Zamanının kesin olarak bildirilmemesi insanların ona
güvenip diğer zamanlarda kulluk görevlerini ihmal
etmemelerinin hedeflenmesi gibi bazı hikmetlerle
açıklanmıştır.
Bir hadis-i şerifte: “Kim inanarak ve sadece Allah
rızası için Kadir gecesinde kalkarsa (o geceyi ihya
eder, değerlendirirse) geçmiş günahları bağışlanır.”
buyurulur. Bu gecede kalkıldığında, gecenin nasıl ihya
edileceği ayetlerde ve hadislerde açıklanmadığına göre
bu, mü’minin kendisine bırakılmıştır. Namaz, dua ve
istiğfar, tefekkür ve zikir, Kur’an okumak, muhtaçlara
yardım etmek, yakınlarının ve din kardeşlerinin
gönüllerini almak gibi ameller en güzel değerlendirme
yollarıdır. Resulullah bunların herbirini yaptığına
göre bu geceyi değerlendirmek isteyenler de aynı yolu
izlemelidirler. Kaynaklarda Hz. Peygamber’in, bu
geceye denk gelebilmek için ibadet ve taate ayrılan
bir program içinde ramazanın son on gününü itikâfla
geçirdiği kaydedilir. Bu gecenin feyzinden yoksun
kalmak istemeyen mü’min, hiç değilse yatsı (teravih)
ve sabah namazlarını cemaatle kılmaya gayret etmeli,
din kardeşleri ile birlikte yapılan dualara
katılmalıdır. Kadir gecesinden söz eden hadiste:
“Ondan mahrum olan çok büyük şeyden mahrum olmuştur”
buyurulur.
Üç aylarda, üç hususun vurgulandığını görmekteyiz ki,
bunlar; Gece, Peygamber ve Kur’an’dır.
GECE:
Allah’ın varlığını ve tekliğini gösteren ayet (delil)lerden
biri sayılan gece (leyl) O’nun kasemine de konu olmuş
bir zaman parçasıdır.
Bu mübarek geceler Yüce kitabımız Kur’an’da “Leyle-i
Mübarek, Leyle-i İsra ve Leyle-i Kadir” gibi
tamlamalarla kullanılmıştır. Bu ifadelerle altı
çizilmek istenen “gece kavramı” dır.
Mukaddes ve eşsiz kitabımız Kur’an-ı Kerim gece nâzil
olmaya başlamış ve indiği gece gecelerin sultanı,
indiği ay ayların sultanı, indiği Peygamber Resullerin
Sultanı ve indiği ümmet de ümmetlerin sultanı
olmuştur.
Mescid-i Haram’dan Mescid-i Aksa’ya, oradan semalara
yapılan:
“O kadar (yaklaştı) ki
iki yay arası kadar, hatta daha yakın oldu.”

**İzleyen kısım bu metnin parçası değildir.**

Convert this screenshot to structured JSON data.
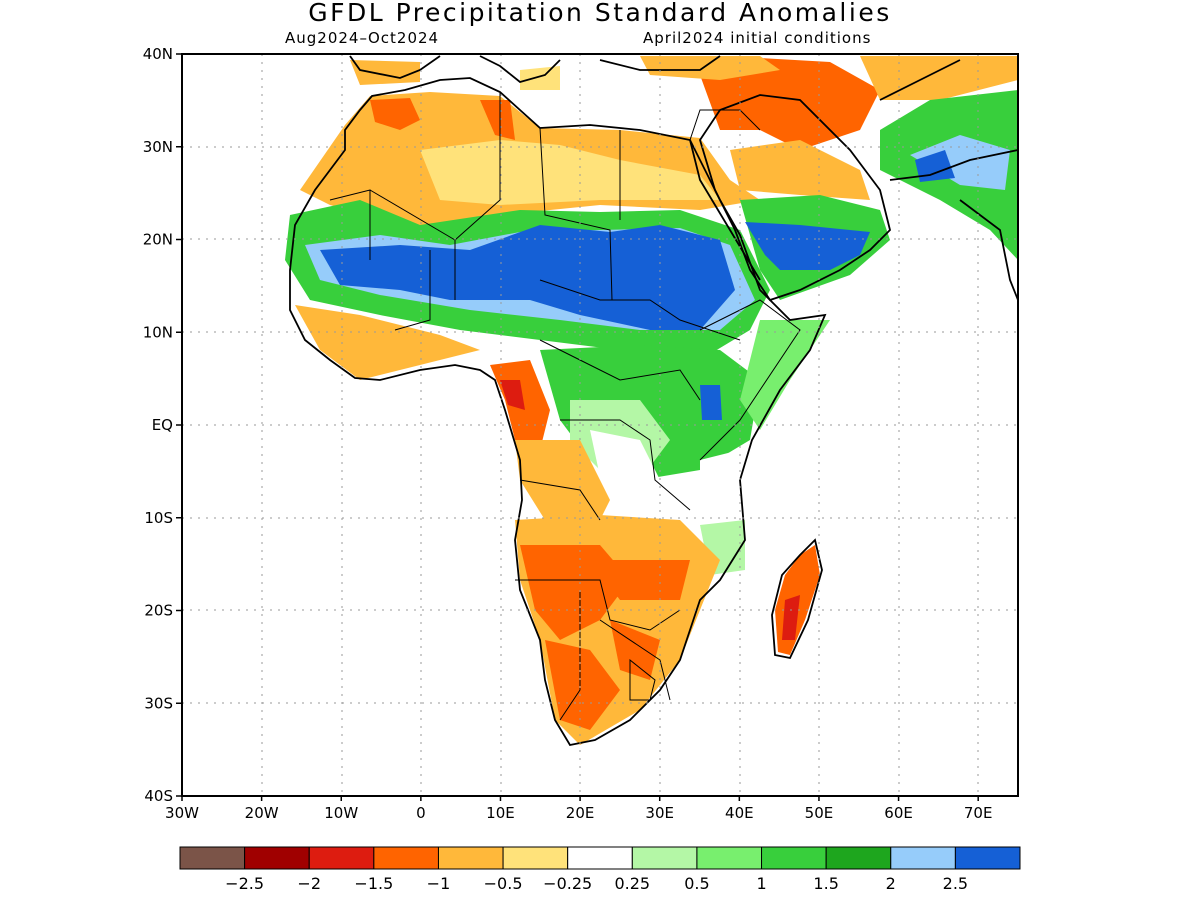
{
  "title": "GFDL Precipitation Standard Anomalies",
  "subtitle_left": "Aug2024–Oct2024",
  "subtitle_right": "April2024 initial conditions",
  "lat_labels": [
    "40N",
    "30N",
    "20N",
    "10N",
    "EQ",
    "10S",
    "20S",
    "30S",
    "40S"
  ],
  "lon_labels": [
    "30W",
    "20W",
    "10W",
    "0",
    "10E",
    "20E",
    "30E",
    "40E",
    "50E",
    "60E",
    "70E"
  ],
  "legend": {
    "colors": [
      "#7b5448",
      "#a00000",
      "#dd1c10",
      "#ff6400",
      "#ffb83a",
      "#ffe27a",
      "#ffffff",
      "#b4f7a6",
      "#78ef6e",
      "#38cf3c",
      "#1ea61e",
      "#96ccfa",
      "#1560d6"
    ],
    "labels": [
      "−2.5",
      "−2",
      "−1.5",
      "−1",
      "−0.5",
      "−0.25",
      "0.25",
      "0.5",
      "1",
      "1.5",
      "2",
      "2.5"
    ]
  },
  "map": {
    "lat_range": [
      -40,
      40
    ],
    "lon_range": [
      -30,
      75
    ]
  }
}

Ayetinde ifadesini bulan nokta da Allah katına konuk
olan Efendimiz’in bu esrarengiz yolculuğuna “İsra ve
Mirac” ismi verilmiştir ki, gece vuku bulmuştur.
İslam’ın devlete yolculuğu diye ifade edebileceğimiz
Hicret, gece başlamıştır.
Böylesine büyük olaylara sahne olan gece, fertlerin
şahsiyet eğitiminde ve iç zenginliği elde
etmelelerinde önemli bir zaman unsurudur. Bu itibarla
olmalı ki, Rasulullah (S.A.V.)’e risaletin ilk
yıllarında şöyle çağrıda bulunmuştur.
“Ey örtüsüne bürünen
(sarılan) Peygamber! Kalk ve azı hariç, uzun uzun
ibadet et.”
Rivayete göre şanlı Peygamberimiz seçkin arkadaşları
beş vakit namazın farziyyetinden önce (ki on yıllık
süre içinde) zorunlu olarak gece (teheccüd) namazına
devam etmişlerdir. Bu, İslam’ın tüm yükünü omuzlarında
taşıyacak olan çekirdek kadronun şahsiyet eğitiminin
ifadesidir.
“Gecenin bir kısmında
uyanarak, sana mahsus bir nafile (teheccüd) namaz
kıl.”
“O’na secde et ve uzun
uzun gecelerde O’nu tesbih et.”
ayetleri ile Allah Rasülüne talimat verilmiş ve:
“Geceleri pek az
uyurlardı. Onlar seherlerde istiğfarda bulunurlardı.”
buyruğu ile de olgun
müslümanların özelliklerinden bahsedilmiştir.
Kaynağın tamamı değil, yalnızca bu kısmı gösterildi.